A decade has passed since the Soldier Field renovation was completed.
The propriety (and $600 million expense) of putting a new seating bowl half-way down into the confines of the neo-classical stadium made the project one of the most hotly-debated public projects of a generation or more. So much so, comparatively few back then noticed the redesign also meant the outright demolition of the Chicago Park District Administration Building, an unusual pre-War modernist structure designed by architects Holabird & Root.
Built in 1939 for the then-new park district, the long, four-story limestone building, 425 E. McFetridge Dr., abutted Soldier Field’s northern edge, as the image above shows.

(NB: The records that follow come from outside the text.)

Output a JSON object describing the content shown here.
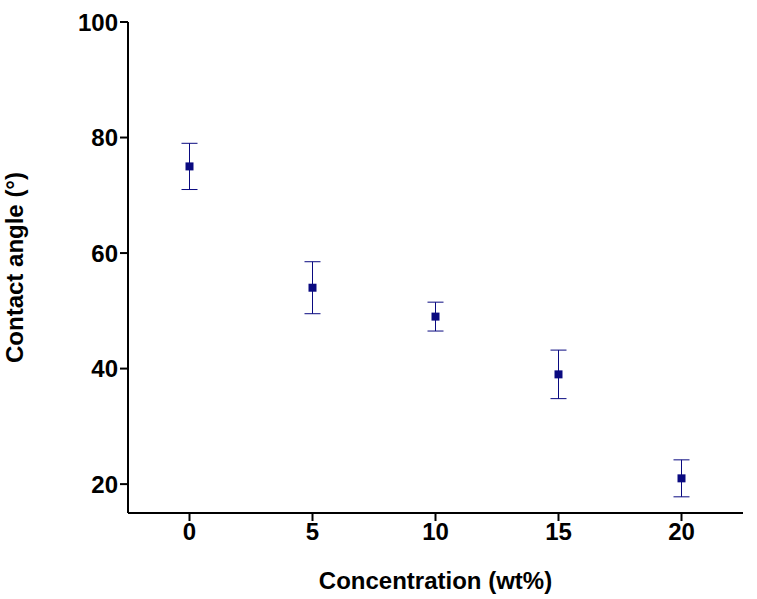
{
  "chart_data": {
    "type": "scatter",
    "x": [
      0,
      5,
      10,
      15,
      20
    ],
    "values": [
      75,
      54,
      49,
      39,
      21
    ],
    "errors": [
      4,
      4.5,
      2.5,
      4.2,
      3.2
    ],
    "xlabel": "Concentration (wt%)",
    "ylabel": "Contact angle (°)",
    "xlim": [
      -2.5,
      22.5
    ],
    "ylim": [
      15,
      100
    ],
    "xticks": [
      0,
      5,
      10,
      15,
      20
    ],
    "yticks": [
      20,
      40,
      60,
      80,
      100
    ],
    "color": "#0a0a80",
    "marker": "square"
  }
}
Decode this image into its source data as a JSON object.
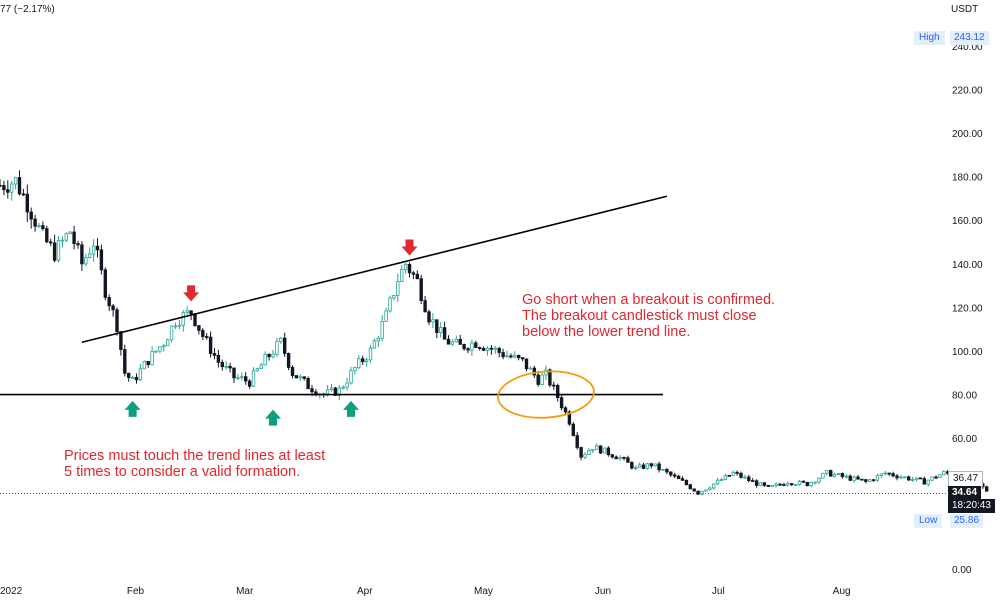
{
  "header": {
    "change_text": "77 (−2.17%)"
  },
  "axis": {
    "currency": "USDT"
  },
  "price_labels": {
    "high_label": "High",
    "high_value": "243.12",
    "low_label": "Low",
    "low_value": "25.86",
    "last_close": "36.47",
    "current": "34.64",
    "countdown": "18:20:43"
  },
  "annotations": {
    "short_text": "Go short when a breakout is confirmed.\nThe breakout candlestick must close\nbelow the lower trend line.",
    "touch_text": "Prices must touch the trend lines at least\n5 times to consider a valid formation."
  },
  "colors": {
    "up": "#26a69a",
    "down": "#131722",
    "arrow_down": "#e0282e",
    "arrow_up": "#0e9f7e",
    "circle": "#f39c12",
    "text_red": "#e0282e",
    "trendline": "#000000"
  },
  "chart_data": {
    "type": "candlestick",
    "y_axis": {
      "ticks": [
        0,
        20,
        40,
        60,
        80,
        100,
        120,
        140,
        160,
        180,
        200,
        220,
        240
      ],
      "tick_labels": [
        "0.00",
        "",
        "",
        "60.00",
        "80.00",
        "100.00",
        "120.00",
        "140.00",
        "160.00",
        "180.00",
        "200.00",
        "220.00",
        "240.00"
      ],
      "ylim": [
        0,
        255
      ]
    },
    "x_axis": {
      "labels": [
        "2022",
        "Feb",
        "Mar",
        "Apr",
        "May",
        "Jun",
        "Jul",
        "Aug"
      ],
      "dates": [
        "2022-01-01",
        "2022-02-01",
        "2022-03-01",
        "2022-04-01",
        "2022-05-01",
        "2022-06-01",
        "2022-07-01",
        "2022-08-01"
      ]
    },
    "daily_close_path": [
      [
        "2022-01-01",
        176
      ],
      [
        "2022-01-05",
        178
      ],
      [
        "2022-01-08",
        168
      ],
      [
        "2022-01-12",
        152
      ],
      [
        "2022-01-15",
        145
      ],
      [
        "2022-01-19",
        155
      ],
      [
        "2022-01-22",
        140
      ],
      [
        "2022-01-25",
        150
      ],
      [
        "2022-01-28",
        128
      ],
      [
        "2022-01-31",
        112
      ],
      [
        "2022-02-02",
        90
      ],
      [
        "2022-02-04",
        86
      ],
      [
        "2022-02-08",
        96
      ],
      [
        "2022-02-12",
        104
      ],
      [
        "2022-02-15",
        114
      ],
      [
        "2022-02-19",
        118
      ],
      [
        "2022-02-22",
        107
      ],
      [
        "2022-02-26",
        95
      ],
      [
        "2022-03-02",
        88
      ],
      [
        "2022-03-06",
        86
      ],
      [
        "2022-03-10",
        96
      ],
      [
        "2022-03-14",
        104
      ],
      [
        "2022-03-17",
        90
      ],
      [
        "2022-03-21",
        84
      ],
      [
        "2022-03-25",
        80
      ],
      [
        "2022-03-29",
        82
      ],
      [
        "2022-04-02",
        92
      ],
      [
        "2022-04-06",
        100
      ],
      [
        "2022-04-10",
        116
      ],
      [
        "2022-04-13",
        133
      ],
      [
        "2022-04-15",
        140
      ],
      [
        "2022-04-18",
        132
      ],
      [
        "2022-04-21",
        116
      ],
      [
        "2022-04-25",
        105
      ],
      [
        "2022-04-29",
        102
      ],
      [
        "2022-05-03",
        104
      ],
      [
        "2022-05-07",
        101
      ],
      [
        "2022-05-11",
        98
      ],
      [
        "2022-05-15",
        95
      ],
      [
        "2022-05-19",
        87
      ],
      [
        "2022-05-21",
        89
      ],
      [
        "2022-05-24",
        79
      ],
      [
        "2022-05-27",
        68
      ],
      [
        "2022-05-30",
        52
      ],
      [
        "2022-06-02",
        56
      ],
      [
        "2022-06-05",
        54
      ],
      [
        "2022-06-09",
        51
      ],
      [
        "2022-06-13",
        46
      ],
      [
        "2022-06-17",
        48
      ],
      [
        "2022-06-21",
        44
      ],
      [
        "2022-06-25",
        40
      ],
      [
        "2022-06-29",
        35
      ],
      [
        "2022-07-03",
        39
      ],
      [
        "2022-07-08",
        44
      ],
      [
        "2022-07-13",
        40
      ],
      [
        "2022-07-17",
        37
      ],
      [
        "2022-07-22",
        40
      ],
      [
        "2022-07-27",
        39
      ],
      [
        "2022-08-01",
        44
      ],
      [
        "2022-08-06",
        42
      ],
      [
        "2022-08-11",
        40
      ],
      [
        "2022-08-16",
        44
      ],
      [
        "2022-08-21",
        42
      ],
      [
        "2022-08-26",
        40
      ],
      [
        "2022-08-31",
        44
      ],
      [
        "2022-09-04",
        43
      ],
      [
        "2022-09-08",
        40
      ],
      [
        "2022-09-11",
        36
      ]
    ],
    "trendlines": [
      {
        "name": "upper",
        "points": [
          [
            "2022-01-22",
            104
          ],
          [
            "2022-06-21",
            171
          ]
        ]
      },
      {
        "name": "lower",
        "points": [
          [
            "2022-01-01",
            80
          ],
          [
            "2022-06-20",
            80
          ]
        ]
      }
    ],
    "markers": [
      {
        "type": "arrow-down",
        "x": "2022-02-19",
        "y": 126
      },
      {
        "type": "arrow-down",
        "x": "2022-04-16",
        "y": 147
      },
      {
        "type": "arrow-up",
        "x": "2022-02-04",
        "y": 73
      },
      {
        "type": "arrow-up",
        "x": "2022-03-12",
        "y": 69
      },
      {
        "type": "arrow-up",
        "x": "2022-04-01",
        "y": 73
      }
    ],
    "highlight_circle": {
      "center": [
        "2022-05-21",
        80
      ],
      "label": "breakout"
    },
    "price_lines": {
      "current": 34.64,
      "last_close": 36.47
    }
  }
}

The vanished building is worth a revisit. The old headquarters, with its strong WPA modern design and European modernist inflections, was unusual for Chicago—if only because so little on that scale was built here in the 1930s. The building lives on, thanks to a compelling set of Historic American Building Survey images on the Library of Congress website. The photos accompanying this piece come from there.

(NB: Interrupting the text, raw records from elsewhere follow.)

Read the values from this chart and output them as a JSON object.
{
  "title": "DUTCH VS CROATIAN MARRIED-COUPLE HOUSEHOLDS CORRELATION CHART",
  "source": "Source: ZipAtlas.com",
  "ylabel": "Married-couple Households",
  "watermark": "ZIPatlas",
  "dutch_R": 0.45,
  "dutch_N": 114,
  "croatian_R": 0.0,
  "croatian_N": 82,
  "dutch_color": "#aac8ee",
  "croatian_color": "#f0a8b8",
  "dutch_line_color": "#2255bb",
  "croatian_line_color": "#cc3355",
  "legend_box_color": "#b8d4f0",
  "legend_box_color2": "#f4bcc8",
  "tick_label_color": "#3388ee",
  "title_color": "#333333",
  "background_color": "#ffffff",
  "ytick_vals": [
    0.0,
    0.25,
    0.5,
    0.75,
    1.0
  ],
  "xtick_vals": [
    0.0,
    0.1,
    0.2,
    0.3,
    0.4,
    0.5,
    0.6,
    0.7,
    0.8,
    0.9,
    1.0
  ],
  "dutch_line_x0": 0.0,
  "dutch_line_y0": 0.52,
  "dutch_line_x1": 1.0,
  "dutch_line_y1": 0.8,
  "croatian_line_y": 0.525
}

Here’s a photo of the lobby during the building’s final years. You can get sense of the building’s modernity with the circular recessed lights and the marble walls:
The open staircase, with its minimalist, curved railings…nice:
And look at this enclosed garden out back, with seating, located outside the building’s basement dining hall:
Here’s the park district board room:
And here’s a photo taken from the roof of the Field Museum showing the building and the stadium—pre-renovations—behind it:
The administration building was in sad shape in its last years. The park district estimated it would have then $20 million to fix up the old building—and that was in the mid-1990s.
It was demolished in 2001 and the agency took up residence, as renters, at 541 N. Fairbanks.